# Does this promo website appear legit?



## riu girl (Apr 2, 2012)

www.getawaydealz.com

Any thoughts would be really appreciated.  I fully understand that we would have to attend a sales presentation (we have attended approx. 10 so understand what we are in for).  We are trying to plan a budget type all inclusive holiday to Mexico for weeks 51 and 52 this year.  If we can't get a great price we will probably stay home and having said that, these promotional offers look very cheap.

Is there anyplace on TUG that I can look for similar offers?  I searched but can't find any.  I would rather book a promo tour/rate through a TUGger then through some random web site.

Any info. would be really appreciated.


----------



## pjrose (Apr 3, 2012)

riu girl said:


> www.getawaydealz.com
> 
> Any thoughts would be really appreciated.  I fully understand that we would have to attend a sales presentation (we have attended approx. 10 so understand what we are in for).  We are trying to plan a budget type all inclusive holiday to Mexico for weeks 51 and 52 this year.  If we can't get a great price we will probably stay home and having said that, these promotional offers look very cheap.
> 
> ...



On TUG, just look at the Marketplace (click up above) and look at For Rent ads.

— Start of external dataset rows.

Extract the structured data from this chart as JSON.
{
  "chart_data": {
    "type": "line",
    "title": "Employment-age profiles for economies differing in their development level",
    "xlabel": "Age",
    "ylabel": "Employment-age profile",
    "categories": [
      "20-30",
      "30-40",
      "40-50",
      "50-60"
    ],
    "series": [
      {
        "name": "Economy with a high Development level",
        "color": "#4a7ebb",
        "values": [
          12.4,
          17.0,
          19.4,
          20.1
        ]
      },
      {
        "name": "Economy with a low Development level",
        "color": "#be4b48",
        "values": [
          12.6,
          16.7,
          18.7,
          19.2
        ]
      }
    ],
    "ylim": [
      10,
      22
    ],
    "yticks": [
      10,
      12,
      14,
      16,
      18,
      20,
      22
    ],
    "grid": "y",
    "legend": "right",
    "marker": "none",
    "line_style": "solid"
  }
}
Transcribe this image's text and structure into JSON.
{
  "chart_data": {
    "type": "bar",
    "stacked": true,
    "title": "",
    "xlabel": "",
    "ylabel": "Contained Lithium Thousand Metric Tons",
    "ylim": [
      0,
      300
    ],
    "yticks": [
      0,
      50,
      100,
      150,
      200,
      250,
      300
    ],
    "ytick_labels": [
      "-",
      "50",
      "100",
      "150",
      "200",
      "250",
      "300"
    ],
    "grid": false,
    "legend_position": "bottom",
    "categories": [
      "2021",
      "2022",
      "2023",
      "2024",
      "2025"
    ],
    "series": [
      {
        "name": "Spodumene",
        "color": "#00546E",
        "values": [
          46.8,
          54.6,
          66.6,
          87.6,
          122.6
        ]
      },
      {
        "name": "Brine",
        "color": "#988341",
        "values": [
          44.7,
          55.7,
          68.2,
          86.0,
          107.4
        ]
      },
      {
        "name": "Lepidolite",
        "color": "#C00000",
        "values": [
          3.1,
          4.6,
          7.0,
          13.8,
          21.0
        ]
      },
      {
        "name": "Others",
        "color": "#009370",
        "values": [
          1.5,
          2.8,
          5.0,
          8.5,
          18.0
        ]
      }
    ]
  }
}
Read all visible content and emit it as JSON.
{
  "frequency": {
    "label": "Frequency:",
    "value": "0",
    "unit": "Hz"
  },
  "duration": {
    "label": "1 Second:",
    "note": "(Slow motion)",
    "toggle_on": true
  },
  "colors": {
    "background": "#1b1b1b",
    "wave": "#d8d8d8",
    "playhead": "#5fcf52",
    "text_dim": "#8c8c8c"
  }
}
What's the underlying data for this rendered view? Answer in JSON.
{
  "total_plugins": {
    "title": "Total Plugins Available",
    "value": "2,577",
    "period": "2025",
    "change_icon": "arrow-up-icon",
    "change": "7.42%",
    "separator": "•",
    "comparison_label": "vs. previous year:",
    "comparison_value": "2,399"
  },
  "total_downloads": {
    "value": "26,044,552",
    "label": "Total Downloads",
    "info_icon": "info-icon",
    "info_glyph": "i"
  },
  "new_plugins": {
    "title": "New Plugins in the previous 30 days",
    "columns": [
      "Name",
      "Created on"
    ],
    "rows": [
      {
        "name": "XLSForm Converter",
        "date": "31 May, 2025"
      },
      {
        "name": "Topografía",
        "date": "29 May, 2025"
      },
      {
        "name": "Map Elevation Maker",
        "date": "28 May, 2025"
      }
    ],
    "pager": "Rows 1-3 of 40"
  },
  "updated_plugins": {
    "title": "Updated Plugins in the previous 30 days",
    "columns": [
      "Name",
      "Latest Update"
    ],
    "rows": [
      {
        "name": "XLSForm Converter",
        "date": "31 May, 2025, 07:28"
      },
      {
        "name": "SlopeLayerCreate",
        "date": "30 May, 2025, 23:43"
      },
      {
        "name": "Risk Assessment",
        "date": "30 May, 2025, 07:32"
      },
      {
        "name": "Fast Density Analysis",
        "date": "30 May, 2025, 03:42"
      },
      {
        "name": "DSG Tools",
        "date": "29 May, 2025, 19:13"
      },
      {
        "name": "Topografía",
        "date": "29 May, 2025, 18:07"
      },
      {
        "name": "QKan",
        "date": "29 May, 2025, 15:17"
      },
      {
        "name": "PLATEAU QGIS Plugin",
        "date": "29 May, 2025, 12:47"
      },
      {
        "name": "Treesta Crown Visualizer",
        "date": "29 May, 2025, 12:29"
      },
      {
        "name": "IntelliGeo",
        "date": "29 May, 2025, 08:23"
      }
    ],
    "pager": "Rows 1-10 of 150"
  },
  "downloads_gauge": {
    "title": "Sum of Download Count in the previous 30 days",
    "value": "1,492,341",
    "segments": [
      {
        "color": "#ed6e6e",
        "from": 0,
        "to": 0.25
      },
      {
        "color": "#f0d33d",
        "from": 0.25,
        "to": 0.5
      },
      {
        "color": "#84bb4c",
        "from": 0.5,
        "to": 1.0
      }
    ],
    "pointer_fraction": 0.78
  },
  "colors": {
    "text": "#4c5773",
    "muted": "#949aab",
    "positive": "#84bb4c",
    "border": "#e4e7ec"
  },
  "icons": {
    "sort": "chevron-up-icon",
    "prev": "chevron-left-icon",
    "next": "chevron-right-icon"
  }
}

They likely won't be promos, but you will likely find some good prices.
Other places to check are Travelocity and Expedia; there you may find some package deals at good prices.  I also recently saw a bunch of the Mayan Group's resorts on either Groupon or Living Social...don't know if the prices were good or not, or if 51/52 were available.
Also, if you join TUG, you have access to an additional forum, Sightings/Distressed, where you can find some good though last-minute deals.


----------



## easyrider (Apr 3, 2012)

Last January in Cancun at the VDP it was 50% of the guests on a 5 day promo. I talked to a Canadian school teacher who said he was able to add days to make it a 10 day trip, all inclusive in a studio.


----------



## Passepartout (Apr 3, 2012)

riu girl said:


> We are trying to plan a budget type all inclusive holiday to Mexico for weeks 51 and 52 this year.  If we can't get a great price we will probably stay home.
> 
> I would rather book a promo tour/rate through a TUGger then through some random web site.



I can imagine LOTS of people would like 2 weeks AI in Mexico at Christmastime at a giveaway price. Who wouldn't? 

We have booked those weeks in Maui this year for almost $300/nite. Not AI.

Doubtful that TUGgers can book you a tour rate, (though I have no special knowledge- maybe someone can) but you can possibly find a fair price in the marketplace without having the thumbscrews applied after you get there.

Jim


----------